Date of this Version

Fall 2008

Citation

Great Plains Quarterly Volume 28, Number 4, Fall 2008, pp. 334-35.

Comments

Copyright 2008 by the Center for Great Plains Studies, University of Nebraska-Lincoln.

Abstract

I swear I once read in one of my mother's Reader's Digests: "This is a book that all true Americans should be forced to read." Maybe that's a false memory from my youth, but Living Blue in the Red States certainly is one of those books.

Living Blue in the Red States should have a "No Spin Zone" warning on the cover-it could be dangerous for politicians to read. The pollsters and punsters would have us believe we live in the bowels of a Blue state/Red state monster, each political splinter group desperately clinging to its little wedge issue of cheese floating about in the politicians' vitriol. David Romtvedt, Poet Laureate of Wyoming, reminds us that "the coding of our states as red or blue . . . tells us very little about the people with whom we are passing our lives."

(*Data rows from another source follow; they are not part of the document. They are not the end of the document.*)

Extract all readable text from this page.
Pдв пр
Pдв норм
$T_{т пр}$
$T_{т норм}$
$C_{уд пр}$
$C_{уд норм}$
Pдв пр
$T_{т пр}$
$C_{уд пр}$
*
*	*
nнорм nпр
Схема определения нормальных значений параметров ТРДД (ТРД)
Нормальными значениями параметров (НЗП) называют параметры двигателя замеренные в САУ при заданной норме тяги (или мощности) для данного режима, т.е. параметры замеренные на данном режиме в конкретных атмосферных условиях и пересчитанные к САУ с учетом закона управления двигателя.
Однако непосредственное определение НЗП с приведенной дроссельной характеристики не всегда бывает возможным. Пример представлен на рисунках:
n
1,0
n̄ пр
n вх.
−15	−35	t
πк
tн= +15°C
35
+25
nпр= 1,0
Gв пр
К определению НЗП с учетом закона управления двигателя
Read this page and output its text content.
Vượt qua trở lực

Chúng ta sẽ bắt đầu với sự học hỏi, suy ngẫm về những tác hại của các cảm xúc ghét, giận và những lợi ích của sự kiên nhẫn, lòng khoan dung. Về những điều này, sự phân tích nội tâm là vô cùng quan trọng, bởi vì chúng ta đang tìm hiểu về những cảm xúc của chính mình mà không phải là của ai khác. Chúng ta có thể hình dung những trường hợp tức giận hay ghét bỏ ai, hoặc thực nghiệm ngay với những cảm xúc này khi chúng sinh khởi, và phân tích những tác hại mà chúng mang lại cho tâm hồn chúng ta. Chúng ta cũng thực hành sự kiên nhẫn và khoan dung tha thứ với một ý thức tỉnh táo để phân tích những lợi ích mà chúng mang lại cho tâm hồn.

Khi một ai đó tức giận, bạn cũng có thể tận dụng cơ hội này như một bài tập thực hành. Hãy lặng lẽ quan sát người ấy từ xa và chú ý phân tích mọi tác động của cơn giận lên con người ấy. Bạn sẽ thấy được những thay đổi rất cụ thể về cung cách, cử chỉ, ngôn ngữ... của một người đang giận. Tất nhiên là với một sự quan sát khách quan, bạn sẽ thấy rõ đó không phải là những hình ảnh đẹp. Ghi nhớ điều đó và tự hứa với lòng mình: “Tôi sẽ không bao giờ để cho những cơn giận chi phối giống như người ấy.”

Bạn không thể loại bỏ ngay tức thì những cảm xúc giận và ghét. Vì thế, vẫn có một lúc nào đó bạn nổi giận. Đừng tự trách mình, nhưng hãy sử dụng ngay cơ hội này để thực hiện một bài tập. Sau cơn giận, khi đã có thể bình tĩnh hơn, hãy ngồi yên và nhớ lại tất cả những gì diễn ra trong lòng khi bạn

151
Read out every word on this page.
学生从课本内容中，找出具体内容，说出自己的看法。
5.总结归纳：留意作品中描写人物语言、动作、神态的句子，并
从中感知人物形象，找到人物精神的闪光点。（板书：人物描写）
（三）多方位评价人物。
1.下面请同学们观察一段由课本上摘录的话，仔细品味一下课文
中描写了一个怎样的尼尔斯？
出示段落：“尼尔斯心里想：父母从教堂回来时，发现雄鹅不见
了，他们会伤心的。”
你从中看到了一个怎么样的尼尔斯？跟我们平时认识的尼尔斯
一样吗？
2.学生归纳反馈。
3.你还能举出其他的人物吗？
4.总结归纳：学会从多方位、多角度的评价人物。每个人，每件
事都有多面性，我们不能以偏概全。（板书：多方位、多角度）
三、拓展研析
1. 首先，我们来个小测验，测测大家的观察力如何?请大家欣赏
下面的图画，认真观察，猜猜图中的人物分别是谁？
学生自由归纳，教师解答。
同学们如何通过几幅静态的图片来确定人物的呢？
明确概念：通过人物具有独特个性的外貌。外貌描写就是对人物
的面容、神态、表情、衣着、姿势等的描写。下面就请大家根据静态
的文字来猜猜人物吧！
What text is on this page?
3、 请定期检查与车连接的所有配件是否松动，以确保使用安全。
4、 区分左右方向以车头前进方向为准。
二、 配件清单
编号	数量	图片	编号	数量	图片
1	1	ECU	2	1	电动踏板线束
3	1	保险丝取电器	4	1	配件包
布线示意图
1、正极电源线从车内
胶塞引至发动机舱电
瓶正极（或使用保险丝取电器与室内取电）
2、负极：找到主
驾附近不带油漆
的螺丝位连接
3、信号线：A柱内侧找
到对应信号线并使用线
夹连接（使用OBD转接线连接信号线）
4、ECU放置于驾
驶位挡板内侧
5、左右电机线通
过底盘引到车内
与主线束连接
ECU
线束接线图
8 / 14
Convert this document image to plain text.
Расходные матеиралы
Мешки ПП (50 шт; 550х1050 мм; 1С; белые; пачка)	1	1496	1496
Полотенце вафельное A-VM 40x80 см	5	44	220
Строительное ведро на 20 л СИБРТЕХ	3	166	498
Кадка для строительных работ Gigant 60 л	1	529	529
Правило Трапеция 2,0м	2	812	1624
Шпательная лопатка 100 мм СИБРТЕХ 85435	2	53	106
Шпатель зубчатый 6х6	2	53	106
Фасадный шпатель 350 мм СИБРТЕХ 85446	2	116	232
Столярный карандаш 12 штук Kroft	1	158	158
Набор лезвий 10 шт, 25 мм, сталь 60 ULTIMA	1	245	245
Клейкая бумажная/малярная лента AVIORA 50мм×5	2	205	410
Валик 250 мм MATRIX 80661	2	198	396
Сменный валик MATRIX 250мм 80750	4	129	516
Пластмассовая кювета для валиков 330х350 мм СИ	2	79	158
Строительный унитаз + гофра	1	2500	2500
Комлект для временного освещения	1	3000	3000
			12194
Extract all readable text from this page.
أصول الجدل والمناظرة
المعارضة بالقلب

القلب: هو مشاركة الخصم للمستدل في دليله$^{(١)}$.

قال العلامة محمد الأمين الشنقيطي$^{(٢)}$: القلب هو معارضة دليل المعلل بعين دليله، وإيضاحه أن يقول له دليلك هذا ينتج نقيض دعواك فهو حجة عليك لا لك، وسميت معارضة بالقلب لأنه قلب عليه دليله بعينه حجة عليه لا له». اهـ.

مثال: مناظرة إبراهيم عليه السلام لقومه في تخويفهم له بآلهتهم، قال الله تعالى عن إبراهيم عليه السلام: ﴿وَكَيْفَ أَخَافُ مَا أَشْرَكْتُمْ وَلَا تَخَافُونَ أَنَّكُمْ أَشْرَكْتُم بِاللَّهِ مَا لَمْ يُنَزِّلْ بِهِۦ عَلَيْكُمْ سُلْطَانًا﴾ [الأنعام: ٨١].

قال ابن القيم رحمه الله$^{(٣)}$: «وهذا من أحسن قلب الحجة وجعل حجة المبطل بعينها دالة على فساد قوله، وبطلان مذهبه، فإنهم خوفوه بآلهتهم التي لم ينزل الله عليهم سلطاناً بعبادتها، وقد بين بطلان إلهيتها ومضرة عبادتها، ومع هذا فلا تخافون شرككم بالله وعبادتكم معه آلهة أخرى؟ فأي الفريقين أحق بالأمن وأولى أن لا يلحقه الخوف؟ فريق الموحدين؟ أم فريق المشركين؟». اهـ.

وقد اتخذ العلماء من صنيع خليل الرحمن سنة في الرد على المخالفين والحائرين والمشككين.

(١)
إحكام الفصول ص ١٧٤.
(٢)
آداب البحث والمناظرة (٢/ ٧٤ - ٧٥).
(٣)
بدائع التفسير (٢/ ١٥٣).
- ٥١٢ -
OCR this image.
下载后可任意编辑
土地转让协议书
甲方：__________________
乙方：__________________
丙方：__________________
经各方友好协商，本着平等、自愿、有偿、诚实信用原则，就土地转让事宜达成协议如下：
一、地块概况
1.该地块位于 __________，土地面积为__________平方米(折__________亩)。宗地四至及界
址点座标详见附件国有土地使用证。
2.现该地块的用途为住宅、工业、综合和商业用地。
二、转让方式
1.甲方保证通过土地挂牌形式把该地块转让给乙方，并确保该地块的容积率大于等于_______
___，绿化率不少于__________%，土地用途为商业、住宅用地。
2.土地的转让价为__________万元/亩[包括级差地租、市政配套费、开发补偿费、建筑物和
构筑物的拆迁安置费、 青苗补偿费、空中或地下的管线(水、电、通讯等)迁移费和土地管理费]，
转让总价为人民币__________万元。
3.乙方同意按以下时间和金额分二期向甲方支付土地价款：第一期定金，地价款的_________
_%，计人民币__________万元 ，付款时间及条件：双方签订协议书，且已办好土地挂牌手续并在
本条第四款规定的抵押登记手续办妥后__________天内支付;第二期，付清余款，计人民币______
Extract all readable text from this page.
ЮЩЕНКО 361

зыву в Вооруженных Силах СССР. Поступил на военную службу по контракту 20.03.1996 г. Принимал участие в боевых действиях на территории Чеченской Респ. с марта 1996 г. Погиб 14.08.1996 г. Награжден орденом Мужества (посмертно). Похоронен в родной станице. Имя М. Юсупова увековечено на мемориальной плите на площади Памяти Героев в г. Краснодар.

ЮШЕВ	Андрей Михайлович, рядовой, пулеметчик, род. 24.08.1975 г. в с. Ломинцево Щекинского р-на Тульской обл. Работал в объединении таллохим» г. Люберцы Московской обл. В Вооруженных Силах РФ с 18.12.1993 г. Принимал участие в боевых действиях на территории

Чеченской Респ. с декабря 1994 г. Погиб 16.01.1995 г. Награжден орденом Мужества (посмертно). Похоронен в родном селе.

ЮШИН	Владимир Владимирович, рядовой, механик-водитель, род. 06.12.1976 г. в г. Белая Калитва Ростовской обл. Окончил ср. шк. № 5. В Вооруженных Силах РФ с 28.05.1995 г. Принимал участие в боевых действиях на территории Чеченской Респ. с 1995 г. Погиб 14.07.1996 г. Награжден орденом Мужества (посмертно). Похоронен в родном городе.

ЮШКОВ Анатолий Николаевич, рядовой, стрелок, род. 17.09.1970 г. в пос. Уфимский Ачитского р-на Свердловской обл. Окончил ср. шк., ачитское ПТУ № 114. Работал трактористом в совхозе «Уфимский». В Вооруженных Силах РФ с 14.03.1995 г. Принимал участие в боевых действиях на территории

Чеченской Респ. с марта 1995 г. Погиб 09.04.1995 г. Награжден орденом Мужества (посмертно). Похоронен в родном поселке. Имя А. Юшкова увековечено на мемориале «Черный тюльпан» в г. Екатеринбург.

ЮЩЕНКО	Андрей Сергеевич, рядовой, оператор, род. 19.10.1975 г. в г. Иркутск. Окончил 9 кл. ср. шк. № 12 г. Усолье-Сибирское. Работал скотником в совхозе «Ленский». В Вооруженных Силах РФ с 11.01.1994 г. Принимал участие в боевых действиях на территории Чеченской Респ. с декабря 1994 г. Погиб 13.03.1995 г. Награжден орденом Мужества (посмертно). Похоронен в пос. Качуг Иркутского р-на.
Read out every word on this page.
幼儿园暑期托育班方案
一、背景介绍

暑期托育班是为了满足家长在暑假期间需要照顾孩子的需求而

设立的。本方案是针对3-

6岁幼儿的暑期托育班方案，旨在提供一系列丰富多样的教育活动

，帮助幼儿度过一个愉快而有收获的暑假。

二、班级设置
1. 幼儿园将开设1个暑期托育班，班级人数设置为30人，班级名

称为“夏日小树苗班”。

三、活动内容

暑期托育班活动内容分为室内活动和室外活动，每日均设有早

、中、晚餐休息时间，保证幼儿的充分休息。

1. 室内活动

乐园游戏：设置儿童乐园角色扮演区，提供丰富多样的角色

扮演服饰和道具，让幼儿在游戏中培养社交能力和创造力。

Meanwhile, back in Nebraska, Jonis Agee's narrator does something ordinary: bring in a man to get rid of pesky raccoons on her property. A rational act by a person who thinks she's in control of her life, she rediscovers for us something about politics that is one of the major themes of this book-that all our actions have consequences that resonate far beyond what we may think of as our own sphere of influence. As the left keeps chanting about the war in Iraq, "It's all about the oil," these writers spell it out for us-"Politics: It's all about the people."